Availability – Ensuring Reliable Systems concept fundamentally expands upon reliability by integrating mechanisms for recovery and self-repair after deviations occur. Availability relies on masking or repairing system faults—the internal or external causes of an observable failure—to keep service outages within required bounds over a specified period. Quantifying availability often utilizes the steady-state formula of Mean Time Between Failures (MTBF) divided by the sum of MTBF and Mean Time to Repair (MTTR), with demanding systems targeting "5 nines" (99.999 percent) availability, which severely limits acceptable unscheduled downtime. Architectural analysis of availability is guided by a general scenario detailing the fault's source, the stimulus (such as omission or crash faults), the affected system artifact, the operational environment (e.g., normal or degraded mode), the desired system response (like logging or notifying), and measurable outcomes (such as time to detect or repair). To maintain compliance with specifications despite faults, architects employ tactics categorized into detection, recovery, and prevention.
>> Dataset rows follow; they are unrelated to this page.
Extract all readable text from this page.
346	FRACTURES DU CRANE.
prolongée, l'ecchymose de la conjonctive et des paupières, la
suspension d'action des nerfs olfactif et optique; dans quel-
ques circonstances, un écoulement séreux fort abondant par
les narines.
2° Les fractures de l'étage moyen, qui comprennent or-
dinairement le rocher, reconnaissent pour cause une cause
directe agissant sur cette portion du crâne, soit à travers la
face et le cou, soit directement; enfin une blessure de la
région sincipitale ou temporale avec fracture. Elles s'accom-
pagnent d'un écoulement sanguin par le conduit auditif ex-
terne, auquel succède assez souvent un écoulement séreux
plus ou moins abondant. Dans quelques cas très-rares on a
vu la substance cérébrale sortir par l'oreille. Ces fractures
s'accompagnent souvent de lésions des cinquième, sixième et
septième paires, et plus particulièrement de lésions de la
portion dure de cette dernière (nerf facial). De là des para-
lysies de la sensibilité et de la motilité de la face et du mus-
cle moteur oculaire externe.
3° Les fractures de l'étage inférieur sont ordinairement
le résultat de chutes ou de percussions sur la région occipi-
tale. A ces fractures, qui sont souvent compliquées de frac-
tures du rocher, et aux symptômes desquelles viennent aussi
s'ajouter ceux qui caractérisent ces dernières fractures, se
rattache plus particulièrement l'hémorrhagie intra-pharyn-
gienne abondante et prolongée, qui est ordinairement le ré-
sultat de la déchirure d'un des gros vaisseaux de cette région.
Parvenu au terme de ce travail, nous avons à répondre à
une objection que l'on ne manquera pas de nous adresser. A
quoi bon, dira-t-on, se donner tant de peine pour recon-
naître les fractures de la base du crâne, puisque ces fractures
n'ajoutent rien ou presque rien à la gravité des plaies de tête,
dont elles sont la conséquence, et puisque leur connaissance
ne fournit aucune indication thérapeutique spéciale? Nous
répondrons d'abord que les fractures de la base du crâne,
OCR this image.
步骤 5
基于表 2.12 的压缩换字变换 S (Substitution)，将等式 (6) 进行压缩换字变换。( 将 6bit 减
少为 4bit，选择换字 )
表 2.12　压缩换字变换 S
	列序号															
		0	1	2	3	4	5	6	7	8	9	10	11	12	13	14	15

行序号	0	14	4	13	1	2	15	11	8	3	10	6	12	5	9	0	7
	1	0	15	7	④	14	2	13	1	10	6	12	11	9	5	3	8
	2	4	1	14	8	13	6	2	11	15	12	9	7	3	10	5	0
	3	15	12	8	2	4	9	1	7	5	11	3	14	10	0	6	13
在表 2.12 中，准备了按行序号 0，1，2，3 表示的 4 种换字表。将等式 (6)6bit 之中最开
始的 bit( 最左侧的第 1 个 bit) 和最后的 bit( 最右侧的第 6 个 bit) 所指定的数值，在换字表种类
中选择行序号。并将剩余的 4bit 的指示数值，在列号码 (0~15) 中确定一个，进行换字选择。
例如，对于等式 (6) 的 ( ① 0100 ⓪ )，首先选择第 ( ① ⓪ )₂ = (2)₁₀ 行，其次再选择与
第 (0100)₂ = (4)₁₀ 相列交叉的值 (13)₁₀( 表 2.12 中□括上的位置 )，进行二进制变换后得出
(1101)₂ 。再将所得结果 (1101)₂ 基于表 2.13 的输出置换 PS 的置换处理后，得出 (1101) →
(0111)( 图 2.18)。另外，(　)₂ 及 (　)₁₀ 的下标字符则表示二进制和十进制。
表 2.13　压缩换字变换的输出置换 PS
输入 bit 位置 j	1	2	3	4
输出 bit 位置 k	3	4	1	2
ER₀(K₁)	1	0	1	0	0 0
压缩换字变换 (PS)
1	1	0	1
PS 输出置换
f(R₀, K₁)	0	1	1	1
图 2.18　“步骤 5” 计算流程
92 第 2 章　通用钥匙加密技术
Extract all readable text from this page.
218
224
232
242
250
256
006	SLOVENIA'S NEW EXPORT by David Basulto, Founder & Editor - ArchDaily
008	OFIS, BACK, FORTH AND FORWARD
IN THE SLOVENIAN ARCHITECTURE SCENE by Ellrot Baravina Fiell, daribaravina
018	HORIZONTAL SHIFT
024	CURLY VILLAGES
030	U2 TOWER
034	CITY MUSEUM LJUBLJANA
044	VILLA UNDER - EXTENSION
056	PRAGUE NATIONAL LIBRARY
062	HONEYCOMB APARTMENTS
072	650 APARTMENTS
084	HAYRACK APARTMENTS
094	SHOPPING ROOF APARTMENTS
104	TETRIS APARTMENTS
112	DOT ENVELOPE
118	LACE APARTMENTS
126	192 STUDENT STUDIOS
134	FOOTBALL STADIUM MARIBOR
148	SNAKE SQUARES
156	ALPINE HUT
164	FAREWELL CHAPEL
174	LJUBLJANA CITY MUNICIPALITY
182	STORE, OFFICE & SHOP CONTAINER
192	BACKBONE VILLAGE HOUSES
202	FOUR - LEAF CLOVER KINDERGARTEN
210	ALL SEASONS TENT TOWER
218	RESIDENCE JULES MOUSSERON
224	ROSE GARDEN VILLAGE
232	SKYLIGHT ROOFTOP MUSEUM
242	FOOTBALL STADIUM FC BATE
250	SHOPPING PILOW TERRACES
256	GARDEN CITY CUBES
Fault detection involves continuous monitoring through tools like system monitors, watchdog timers, ping/echo, heartbeat messages, sanity checks, and voting logic—which can compare results from identical replicas, functionally redundant components, or analytically redundant components. Recovery tactics are split into preparation/repair strategies, such as utilizing redundant spares (hot, warm, or cold), employing rollback to previous known good checkpoints, managing faults through exception handling, and systematically retrying transient operations. Reintroduction tactics allow repaired components back into service via shadow mode, state resynchronization, or escalating restart mechanisms that vary the granularity of the components being rebooted. Finally, fault prevention tactics proactively mitigate risk by removing components from service (therapeutic reboot) to scrub latent faults, leveraging transactions for atomic and consistent state updates (ACID properties), and increasing a program’s competence set to handle more exceptions as part of routine operation. These tactics are often encapsulated within architectural patterns like Active Redundancy, Passive Redundancy, Triple Modular Redundancy (TMR), and the Circuit Breaker, each offering a distinct balance between performance, cost, and recovery speed.